GRAND RAPIDS, Mich. (WOOD) — National Child Abuse Prevention Month comes to a close Saturday but discussions about solutions shouldn’t end with the month of April.

“Almost 13,000 kids were involved in a child protective services investigation last year in 2021. 1,700 of those were confirmed victims of neglect or abuse,” Wendy Wheeler, Kent County child welfare program manager for the Michigan Department of Health and Human Services, said.

She cited Kids Count data from 2021, which comes from the Michigan League for Public Policy.

Wheeler shared multiple resources available in Kent County to report suspected child abuse. The general phone line is 1.855.444.3911. Support websites are available as well: kentparentinfo.com, SuccessStartsEarly.org and the site for Heart of West Michigan United Way 211.

Wheeler made a point to acknowledge how children themselves can report abuse. She mentioned the OK2SAY statewide program that provides an anonymous tip line to report bullying, suicide prevention, unsafe behaviors in schools and more. In March, the most recent month with data available, 25 tips of child abuse were reported.

Wheeler said resources like these can be utilized by older children, but also stressed the importance of having adults to report problems to.

“We encourage parents to talk about who is a safe adult, who is someone you can go to — someone within the family and someone outside the family,” Wheeler said.

ABUSE IN OTHER FORMS AND LOCAL RESOURCES

“Ninety-nine percent of the time here in Kent County, we find that child victims of abuse know their offender and they know them well,” said Andrea Woller, prevention program manager at the Children’s Advocacy Center of Kent County, an organization focused on providing resources for children who have suffered sexual abuse.

According to the National Children’s Advocacy Center, 1 in 10 children will be sexually abused by the time they are 18.

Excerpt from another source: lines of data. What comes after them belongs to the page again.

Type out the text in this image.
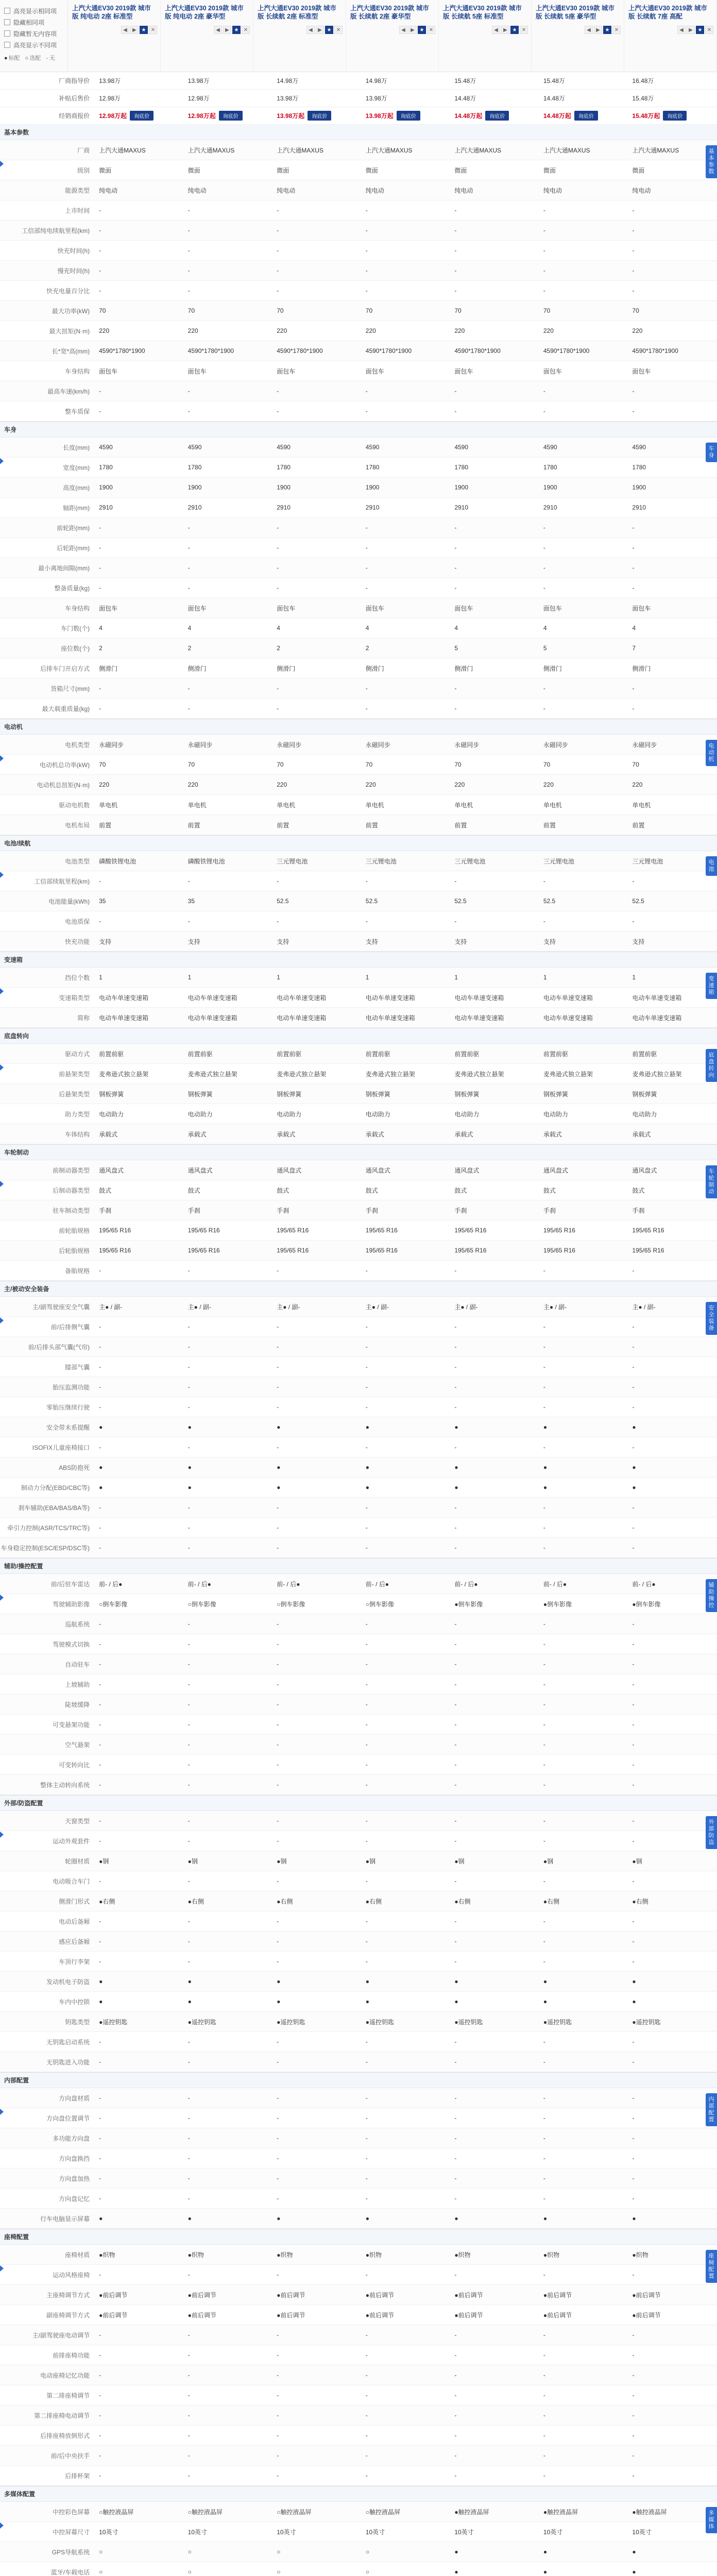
高亮显示相同项
隐藏相同项
隐藏暂无内容项
高亮显示不同项
● 标配
○	选配 - 无
上汽大通EV30 2019款 城市版 纯电动 2座 标准型
◀	▶ ★ ✕
上汽大通EV30 2019款 城市版 纯电动 2座 豪华型
◀	▶ ★ ✕
上汽大通EV30 2019款 城市版 长续航 2座 标准型
◀	▶ ★ ✕
上汽大通EV30 2019款 城市版 长续航 2座 豪华型
◀	▶ ★ ✕
上汽大通EV30 2019款 城市版 长续航 5座 标准型
◀	▶ ★ ✕
上汽大通EV30 2019款 城市版 长续航 5座 豪华型
◀	▶ ★ ✕
上汽大通EV30 2019款 城市版 长续航 7座 高配
◀	▶ ★ ✕
厂商指导价	13.98万	13.98万	14.98万	14.98万	15.48万	15.48万	16.48万
补贴后售价	12.98万	12.98万	13.98万	13.98万	14.48万	14.48万	15.48万
经销商报价	12.98万起	询底价	12.98万起	询底价	13.98万起	询底价	13.98万起	询底价	14.48万起	询底价	14.48万起	询底价	15.48万起	询底价
基本参数
厂商	上汽大通MAXUS	上汽大通MAXUS	上汽大通MAXUS	上汽大通MAXUS	上汽大通MAXUS	上汽大通MAXUS	上汽大通MAXUS
级别	微面	微面	微面	微面	微面	微面	微面
能源类型	纯电动	纯电动	纯电动	纯电动	纯电动	纯电动	纯电动
上市时间	-	-	-	-	-	-	-
工信部纯电续航里程(km)	-	-	-	-	-	-	-
快充时间(h)	-	-	-	-	-	-	-
慢充时间(h)	-	-	-	-	-	-	-
快充电量百分比	-	-	-	-	-	-	-
最大功率(kW)	70	70	70	70	70	70	70
最大扭矩(N·m)	220	220	220	220	220	220	220
长*宽*高(mm)	4590*1780*1900	4590*1780*1900	4590*1780*1900	4590*1780*1900	4590*1780*1900	4590*1780*1900	4590*1780*1900
车身结构	面包车	面包车	面包车	面包车	面包车	面包车	面包车
最高车速(km/h)	-	-	-	-	-	-	-
整车质保	-	-	-	-	-	-	-
基本参数
车身
长度(mm)	4590	4590	4590	4590	4590	4590	4590
宽度(mm)	1780	1780	1780	1780	1780	1780	1780
高度(mm)	1900	1900	1900	1900	1900	1900	1900
轴距(mm)	2910	2910	2910	2910	2910	2910	2910
前轮距(mm)	-	-	-	-	-	-	-
后轮距(mm)	-	-	-	-	-	-	-
最小离地间隙(mm)	-	-	-	-	-	-	-
整备质量(kg)	-	-	-	-	-	-	-
车身结构	面包车	面包车	面包车	面包车	面包车	面包车	面包车
车门数(个)	4	4	4	4	4	4	4
座位数(个)	2	2	2	2	5	5	7
后排车门开启方式	侧滑门	侧滑门	侧滑门	侧滑门	侧滑门	侧滑门	侧滑门
货箱尺寸(mm)	-	-	-	-	-	-	-
最大载重质量(kg)	-	-	-	-	-	-	-
车身
电动机
电机类型	永磁同步	永磁同步	永磁同步	永磁同步	永磁同步	永磁同步	永磁同步
电动机总功率(kW)	70	70	70	70	70	70	70
电动机总扭矩(N·m)	220	220	220	220	220	220	220
驱动电机数	单电机	单电机	单电机	单电机	单电机	单电机	单电机
电机布局	前置	前置	前置	前置	前置	前置	前置
电动机
电池/续航
电池类型	磷酸铁锂电池	磷酸铁锂电池	三元锂电池	三元锂电池	三元锂电池	三元锂电池	三元锂电池
工信部续航里程(km)	-	-	-	-	-	-	-
电池能量(kWh)	35	35	52.5	52.5	52.5	52.5	52.5
电池质保	-	-	-	-	-	-	-
快充功能	支持	支持	支持	支持	支持	支持	支持
电池
变速箱
挡位个数	1	1	1	1	1	1	1
变速箱类型	电动车单速变速箱	电动车单速变速箱	电动车单速变速箱	电动车单速变速箱	电动车单速变速箱	电动车单速变速箱	电动车单速变速箱
简称	电动车单速变速箱	电动车单速变速箱	电动车单速变速箱	电动车单速变速箱	电动车单速变速箱	电动车单速变速箱	电动车单速变速箱
变速箱
底盘转向
驱动方式	前置前驱	前置前驱	前置前驱	前置前驱	前置前驱	前置前驱	前置前驱
前悬架类型	麦弗逊式独立悬架	麦弗逊式独立悬架	麦弗逊式独立悬架	麦弗逊式独立悬架	麦弗逊式独立悬架	麦弗逊式独立悬架	麦弗逊式独立悬架
后悬架类型	钢板弹簧	钢板弹簧	钢板弹簧	钢板弹簧	钢板弹簧	钢板弹簧	钢板弹簧
助力类型	电动助力	电动助力	电动助力	电动助力	电动助力	电动助力	电动助力
车体结构	承载式	承载式	承载式	承载式	承载式	承载式	承载式
底盘转向
车轮制动
前制动器类型	通风盘式	通风盘式	通风盘式	通风盘式	通风盘式	通风盘式	通风盘式
后制动器类型	鼓式	鼓式	鼓式	鼓式	鼓式	鼓式	鼓式
驻车制动类型	手刹	手刹	手刹	手刹	手刹	手刹	手刹
前轮胎规格	195/65 R16	195/65 R16	195/65 R16	195/65 R16	195/65 R16	195/65 R16	195/65 R16
后轮胎规格	195/65 R16	195/65 R16	195/65 R16	195/65 R16	195/65 R16	195/65 R16	195/65 R16
备胎规格	-	-	-	-	-	-	-
车轮制动
主/被动安全装备
主/副驾驶座安全气囊	主● / 副-	主● / 副-	主● / 副-	主● / 副-	主● / 副-	主● / 副-	主● / 副-
前/后排侧气囊	-	-	-	-	-	-	-
前/后排头部气囊(气帘)	-	-	-	-	-	-	-
膝部气囊	-	-	-	-	-	-	-
胎压监测功能	-	-	-	-	-	-	-
零胎压继续行驶	-	-	-	-	-	-	-
安全带未系提醒	●	●	●	●	●	●	●
ISOFIX儿童座椅接口	-	-	-	-	-	-	-
ABS防抱死	●	●	●	●	●	●	●
制动力分配(EBD/CBC等)	●	●	●	●	●	●	●
刹车辅助(EBA/BAS/BA等)	-	-	-	-	-	-	-
牵引力控制(ASR/TCS/TRC等)	-	-	-	-	-	-	-
车身稳定控制(ESC/ESP/DSC等)	-	-	-	-	-	-	-
安全装备
辅助/操控配置
前/后驻车雷达	前- / 后●	前- / 后●	前- / 后●	前- / 后●	前- / 后●	前- / 后●	前- / 后●
驾驶辅助影像	○倒车影像	○倒车影像	○倒车影像	○倒车影像	●倒车影像	●倒车影像	●倒车影像
巡航系统	-	-	-	-	-	-	-
驾驶模式切换	-	-	-	-	-	-	-
自动驻车	-	-	-	-	-	-	-
上坡辅助	-	-	-	-	-	-	-
陡坡缓降	-	-	-	-	-	-	-
可变悬架功能	-	-	-	-	-	-	-
空气悬架	-	-	-	-	-	-	-
可变转向比	-	-	-	-	-	-	-
整体主动转向系统	-	-	-	-	-	-	-
辅助操控
外部/防盗配置
天窗类型	-	-	-	-	-	-	-
运动外观套件	-	-	-	-	-	-	-
轮圈材质	●钢	●钢	●钢	●钢	●钢	●钢	●钢
电动吸合车门	-	-	-	-	-	-	-
侧滑门形式	●右侧	●右侧	●右侧	●右侧	●右侧	●右侧	●右侧
电动后备厢	-	-	-	-	-	-	-
感应后备厢	-	-	-	-	-	-	-
车顶行李架	-	-	-	-	-	-	-
发动机电子防盗	●	●	●	●	●	●	●
车内中控锁	●	●	●	●	●	●	●
钥匙类型	●遥控钥匙	●遥控钥匙	●遥控钥匙	●遥控钥匙	●遥控钥匙	●遥控钥匙	●遥控钥匙
无钥匙启动系统	-	-	-	-	-	-	-
无钥匙进入功能	-	-	-	-	-	-	-
外部防盗
内部配置
方向盘材质	-	-	-	-	-	-	-
方向盘位置调节	-	-	-	-	-	-	-
多功能方向盘	-	-	-	-	-	-	-
方向盘换挡	-	-	-	-	-	-	-
方向盘加热	-	-	-	-	-	-	-
方向盘记忆	-	-	-	-	-	-	-
行车电脑显示屏幕	●	●	●	●	●	●	●
内部配置
座椅配置
座椅材质	●织物	●织物	●织物	●织物	●织物	●织物	●织物
运动风格座椅	-	-	-	-	-	-	-
主座椅调节方式	●前后调节	●前后调节	●前后调节	●前后调节	●前后调节	●前后调节	●前后调节
副座椅调节方式	●前后调节	●前后调节	●前后调节	●前后调节	●前后调节	●前后调节	●前后调节
主/副驾驶座电动调节	-	-	-	-	-	-	-
前排座椅功能	-	-	-	-	-	-	-
电动座椅记忆功能	-	-	-	-	-	-	-
第二排座椅调节	-	-	-	-	-	-	-
第二排座椅电动调节	-	-	-	-	-	-	-
后排座椅放倒形式	-	-	-	-	-	-	-
前/后中央扶手	-	-	-	-	-	-	-
后排杯架	-	-	-	-	-	-	-
座椅配置
多媒体配置
中控彩色屏幕	○触控液晶屏	○触控液晶屏	○触控液晶屏	○触控液晶屏	●触控液晶屏	●触控液晶屏	●触控液晶屏
中控屏幕尺寸	10英寸	10英寸	10英寸	10英寸	10英寸	10英寸	10英寸
GPS导航系统	○	○	○	○	●	●	●
蓝牙/车载电话	○	○	○	○	●	●	●
多媒体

“It happens because child sexual abuse thrives in silence,” Woller said.

She said the CAC makes an effort to get into places like schools to teach children to trust prominent adults in their lives who can report potential abuse.

“We talk to kids about having a safety network of adults so that they know that they have grown-ups they can go to with this kind of thing in more than one place, so that they know wherever the abuse is happening, they have adults in the parts of their life that they see often and feel comfortable with,” Woller said.